Di antara contoh bentang alam yang paling representatif adalah:

pegunungan. Ketinggian dengan ketinggian lebih dari 1000 meter di atas permukaan laut yang biasanya dikelompokkan. Misalnya: Gunung Everest di Himalaya atau Gunung Aconcagua di Andes.

dataran tinggi. Ketinggian datar yang diciptakan oleh gerakan tektonik atau erosi. Misalnya: Gran Pajonal di Peru atau Dataran Tinggi Tengah di Spanyol.

Polos. Tanah dengan ketinggian minimum dan sedikit penyimpangan. Banyak di antaranya berasal dari aliran sungai atau erosi alam. Misalnya: Dataran Dōgo di Jepang atau Dataran Pesisir Teluk di Meksiko.

Pegunungan. Sekelompok pegunungan bersatu yang biasanya memiliki puncak yang tinggi.
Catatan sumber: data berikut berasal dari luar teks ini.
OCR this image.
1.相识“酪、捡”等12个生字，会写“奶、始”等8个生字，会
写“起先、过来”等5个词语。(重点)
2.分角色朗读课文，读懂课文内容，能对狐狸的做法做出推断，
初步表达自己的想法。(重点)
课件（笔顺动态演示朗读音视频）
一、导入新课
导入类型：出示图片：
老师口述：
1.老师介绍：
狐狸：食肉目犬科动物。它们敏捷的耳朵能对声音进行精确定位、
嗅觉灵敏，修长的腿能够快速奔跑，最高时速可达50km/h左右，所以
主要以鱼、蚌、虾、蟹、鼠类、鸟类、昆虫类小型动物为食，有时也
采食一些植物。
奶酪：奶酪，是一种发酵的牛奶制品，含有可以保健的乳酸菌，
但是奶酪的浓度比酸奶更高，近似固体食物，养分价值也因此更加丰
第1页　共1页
Misalnya: Pegunungan Alpen di Eropa Tengah atau Pegunungan Rocky di Amerika Serikat.

Lembah Depresi di medan yang berada di antara pegunungan atau ketinggian dan biasanya memiliki sungai atau aliran air. Misalnya: Great Rift Valley di Afrika atau Calchaquí Valleys di Argentina.

Bukit. Ketinggian yang lebih rendah dari pegunungan dan ujungnya membulat. Misalnya: Gunung Sion di Yerusalem atau Connors Knob di Australia.

gergaji. Kumpulan ketinggian yang lebih kecil dari pegunungan, tetapi itu biasanya merupakan bagian darinya. Misalnya: Sierra de Ayllón di Spanyol atau pegunungan Sub-Andes di Argentina.